Precisamente, el titular de la CIU, Washington Burghi, quien ayer fue crítico con este acuerdo de precios, admitió que se dio un “error” de procedimiento por parte del Poder Ejecutivo para consensuar esta política hasta fin de año.

“Tal vez debieron negociar la Cámara de Industrias con los supermercados. A veces, el hecho que negocien pequeñas y medianas industrias es complicado porque hay una diferencia de tamaño y poder muy importante”, argumentó Burghi a El Observador.

“Con mayor o menor facilidad hemos acordados con los proveedores mantener los precios hasta fin de año. En mi opinión, creo que la industria debería en alguna forma ver el vaso medio lleno”, afirmó Vietes de los supermercados. En ese sentido, indicó que para el negocio de los supermercados conviene que el dólar esté barato porque reduce los precios. Al que no le conviene claramente es al industrial que exporta”, añadió Vietes.
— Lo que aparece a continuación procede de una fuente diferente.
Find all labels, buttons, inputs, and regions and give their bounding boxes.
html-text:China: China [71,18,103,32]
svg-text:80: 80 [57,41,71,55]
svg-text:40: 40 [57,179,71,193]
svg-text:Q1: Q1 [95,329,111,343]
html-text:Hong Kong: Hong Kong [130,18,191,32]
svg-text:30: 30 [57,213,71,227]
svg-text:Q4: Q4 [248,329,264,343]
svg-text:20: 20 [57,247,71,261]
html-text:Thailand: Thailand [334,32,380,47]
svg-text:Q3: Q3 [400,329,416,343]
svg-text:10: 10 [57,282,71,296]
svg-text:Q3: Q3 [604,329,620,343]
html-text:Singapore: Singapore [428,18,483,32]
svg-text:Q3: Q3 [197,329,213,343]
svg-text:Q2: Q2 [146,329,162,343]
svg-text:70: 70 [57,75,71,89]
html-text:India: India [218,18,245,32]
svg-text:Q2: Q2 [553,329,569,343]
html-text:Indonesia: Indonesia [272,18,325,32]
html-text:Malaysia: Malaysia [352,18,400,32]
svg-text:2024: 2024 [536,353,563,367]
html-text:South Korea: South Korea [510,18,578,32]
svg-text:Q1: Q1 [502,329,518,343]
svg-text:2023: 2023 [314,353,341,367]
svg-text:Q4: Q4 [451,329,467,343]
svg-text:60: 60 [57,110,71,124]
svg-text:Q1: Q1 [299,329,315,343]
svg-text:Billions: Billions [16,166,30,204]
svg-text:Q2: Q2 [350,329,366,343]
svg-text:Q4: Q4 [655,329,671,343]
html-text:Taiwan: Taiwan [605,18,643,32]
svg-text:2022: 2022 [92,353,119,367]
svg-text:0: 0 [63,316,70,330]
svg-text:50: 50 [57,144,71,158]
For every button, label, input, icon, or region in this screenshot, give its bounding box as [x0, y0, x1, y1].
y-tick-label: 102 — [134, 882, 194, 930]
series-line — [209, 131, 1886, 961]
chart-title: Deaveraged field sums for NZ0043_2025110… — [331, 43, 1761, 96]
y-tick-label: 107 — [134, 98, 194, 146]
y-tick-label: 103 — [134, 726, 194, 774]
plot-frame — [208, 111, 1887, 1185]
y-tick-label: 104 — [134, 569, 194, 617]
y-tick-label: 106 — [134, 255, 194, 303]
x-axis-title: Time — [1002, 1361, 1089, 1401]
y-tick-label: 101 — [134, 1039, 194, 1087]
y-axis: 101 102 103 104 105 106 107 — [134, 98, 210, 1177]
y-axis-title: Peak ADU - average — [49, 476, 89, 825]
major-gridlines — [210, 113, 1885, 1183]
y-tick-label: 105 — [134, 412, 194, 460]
“Lo que se está haciendo es para evitar que el Banco Central mueva nuevamente la tasa (de interés) y, por tanto, afecte nuevamente el tipo de cambio a la baja. Con esta medida (de mantener los precios), lo que estamos intentando hacer es proteger en parte al exportador industrial. A nosotros no es que no guste o nos convenga congelar los precios de aquí hasta fin de año. La clave es que la competitividad del país no se siga comprometiendo”, afirmó Vietes. En tanto, el presidente de los industriales admitió que a la gremial “ya no le queda mucho para hacer” para negociar con el Ejecutivo y los supermercados.

Alerta. El ministerio de Economía se vio obligado a negociar acuerdos voluntarios de precios con los privados acuciado por una inflación que acumula un incremento de 8,64% en el último año móvil cerrado a setiembre, lejos del techo del rango meta que tiene vigente de 6%.